Через несколько лет мы с Надеждой Кондаковой поехали на выступления в Финляндию. Ночь до Питера, потом автобусом до Хельсинки. А возвратились в Петербург утром, уставшие от финских впечатлений и разъездов. Целый день даже в Великом Городе, да еще в битовскую ветреную погоду, было не осилить. «Давай позвоним Битову, − предложила Надя. — Он сейчас точно здесь. Посидим, поговорим». Одна я бы никогда на такой поступок не отважилась. Но в компании — дело другое. Где это происходило, в каком из битовских петербургских жилищ? Я не помню. Проще всего было бы спросить у Надежды, но мне важно ощущать, будто мы провели тот день на Аптекарском острове, в книге Битова, которую он хотел писать всю жизнь. Питерский Битов отличался не только от датского, но — кардинально — и от московского, где мы впоследствии пересекались достаточно часто. Он был дома. Недаром главная книга, известность которой и неразрывная ассоциативность которой с именем автора его раздражала, несет в названии архетип и концепт Дома. Домашний Битов утрачивал загадочность и непостижимость, но приобретал полноту человеческого. И память заретушировала наверняка важные разговоры того дня. Оставила только облик, только приглушенный свет комнаты и темную охристость его свитера. Потом было много недоразумений и несогласия, на которые так богата «жизнь в ветреную погоду». Но Битов остался для меня там. Дома. «Мы привыкли думать, что судьба превратна и мы никогда не имеем того, чего хотим. На самом деле все мы получаем с в о е — и в этом самое страшное…» — читаем в «Пушкинском доме». В тот день я получила своего Битова.
Виктор Куллэ
Москва
БАБОЧКА В ДЕКАБРЕ
© В. Куллэ
О Битове — значит сразу обо всем, что для человека, жизнь литературе посвятившего, обладает значением. О языке и о душе. О текстах и о поступках. О Москве и о Питере. Об Империи и о Свободе. О свободе — в первую очередь. Речь даже не о той «тайной свободе», которую некогда Пушкин провозгласил, а нам Блок завещал, — точнее, не только о ней. Битов, правда, был одним из самых свободных людей, которых мне довелось знать. Каким-то дивным образом он — с советской властью специально не конфликтовавший, но и в услужении у нее не числившийся — исхитрился прожить жизнь абсолютно свободного человека в несвободной стране. Несоизмеримо более свободного, чем заигравшиеся в сложных выстраиваниях отношений с государством шестидесятники — и даже чем отчалившие за кордон друзья-эмигранты.

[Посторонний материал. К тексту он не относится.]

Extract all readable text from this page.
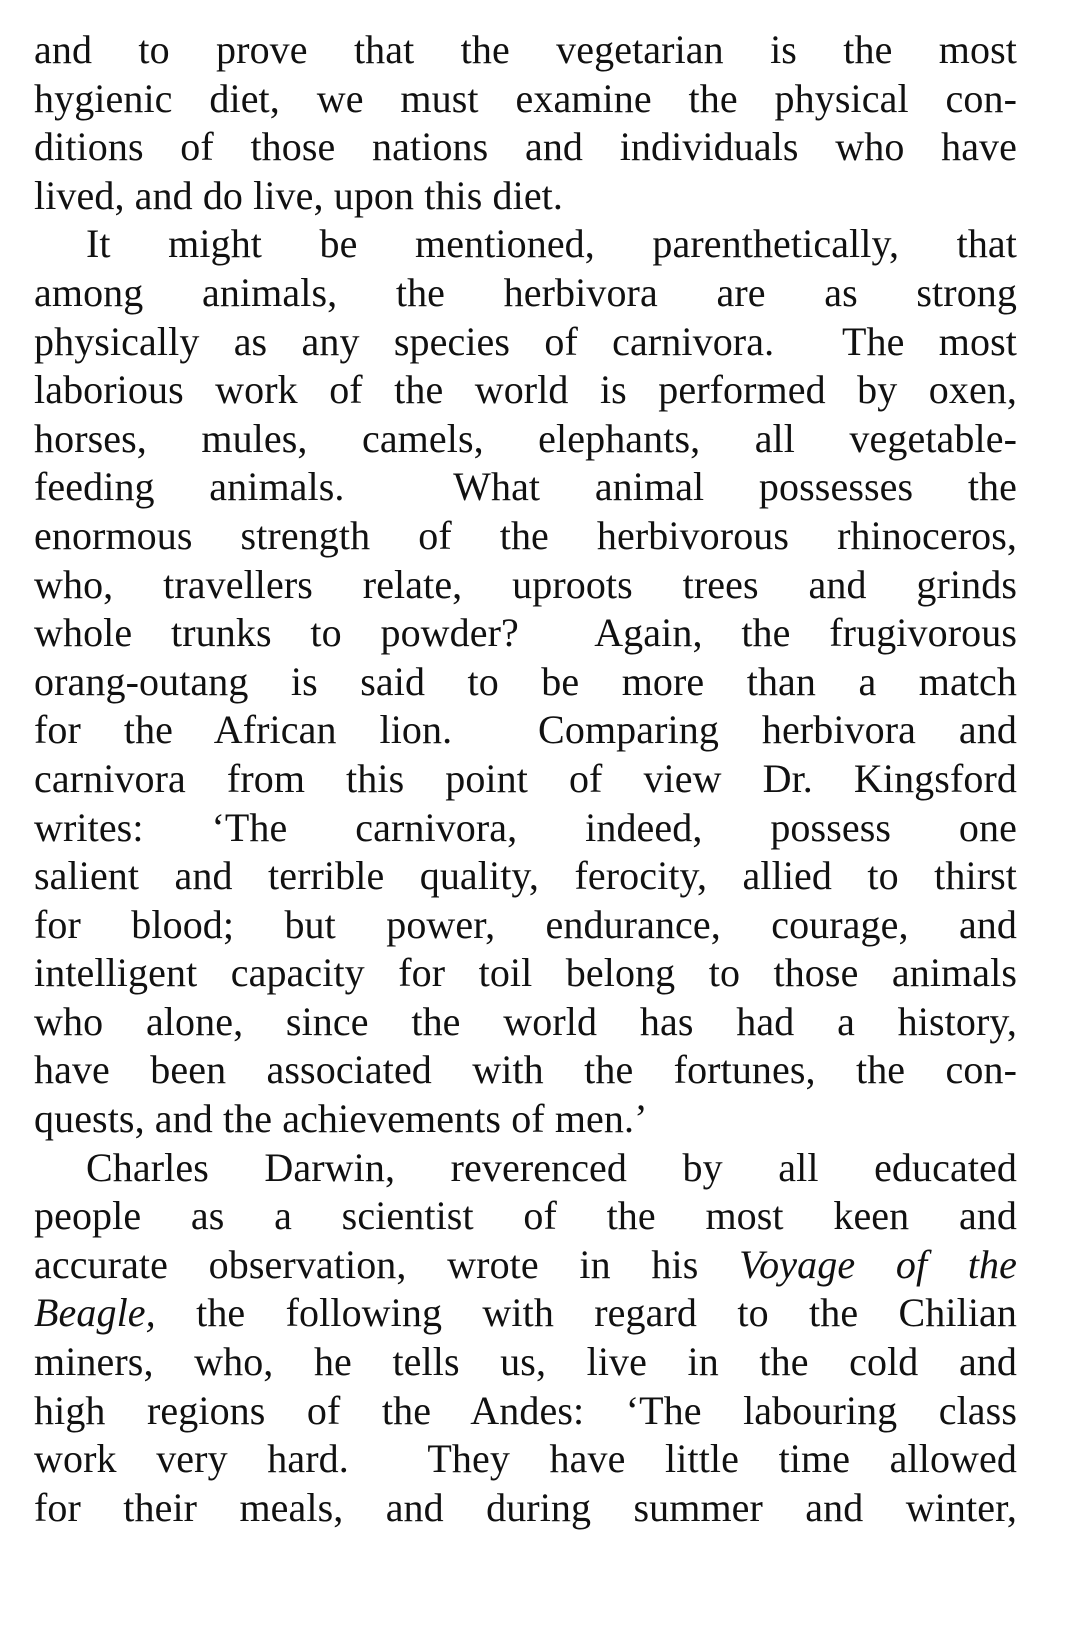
and to prove that the vegetarian is the most
hygienic diet, we must examine the physical con-
ditions of those nations and individuals who have
lived, and do live, upon this diet.

It might be mentioned, parenthetically, that
among animals, the herbivora are as strong
physically as any species of carnivora.  The most
laborious work of the world is performed by oxen,
horses, mules, camels, elephants, all vegetable-
feeding animals.  What animal possesses the
enormous strength of the herbivorous rhinoceros,
who, travellers relate, uproots trees and grinds
whole trunks to powder?  Again, the frugivorous
orang-outang is said to be more than a match
for the African lion.  Comparing herbivora and
carnivora from this point of view Dr. Kingsford
writes: ‘The carnivora, indeed, possess one
salient and terrible quality, ferocity, allied to thirst
for blood; but power, endurance, courage, and
intelligent capacity for toil belong to those animals
who alone, since the world has had a history,
have been associated with the fortunes, the con-
quests, and the achievements of men.’

Charles Darwin, reverenced by all educated
people as a scientist of the most keen and
accurate observation, wrote in his Voyage of the
Beagle, the following with regard to the Chilian
miners, who, he tells us, live in the cold and
high regions of the Andes: ‘The labouring class
work very hard.  They have little time allowed
for their meals, and during summer and winter,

Причина проста: Битов был как-то экстраординарно, чудовищно даже умен. Он обладал счастливой способностью мгновенно оценивать ситуацию, вычленять в ней самое существенное, подвергать точному анализу — чтобы в итоге вовремя «выключиться», сделать шаг в сторону. Так, вероятно, утрачивает интерес к партии, дальнейшее развитие которой во всех вариантах просчитано и предсказуемо, шахматный гроссмейстер.
Речь, разумеется, о «выключении» внутреннем: заслуженно обладая славой рафинированного интеллектуала, — затворником, обитателем башни из слоновой кости, посвятившим жизнь игре в бисер, Битов явно не был. До того как обернуться «живым классиком», Андрею Георгиевичу довелось и пережить глухие годы непечатания, и поездить по геологическим экспедициям, и оттянуть солдатскую лямку в стройбате на Севере. Да и в достаточно преклонном возрасте Битов поражал завидной, едва не через край бьющей витальностью. Он умел простодушно, по-детски радоваться самым незатейливым вещам, выстраивая их в каком-то суверенном порядке, задним числом придумывая обоснование неслучайности их появления в его собственной жизни.
Битова по умолчанию принимали за «мудреца», но ему мудрость как таковая была скучна, что ли. Живое и непосредственное удовольствие Андрей Георгиевич получал не от безукоризненно выверенной цепочки умозаключений — а от собственной способности глянуть на нечто до неприличия общепринятое с небывалой доселе точки зрения. Со стороны это выглядело как истинное чудо. Не секрет же, что по большей части мы обитаем в мире продуктов чужой умственной деятельности, в мире клише и конвенций. Эдаких культурных чучелок, подменяющих пропущенную через себя, личностную картину мироздания. Граница между автоматически усвоенным чужим мнением и плодами собственных умозаключений не всякому очевидна. Вот в этой пограничной зоне Битов работал неустанно. То ли геологом, то ли кладоискателем, а порой даже сапером — по сути, всеми ими одновременно.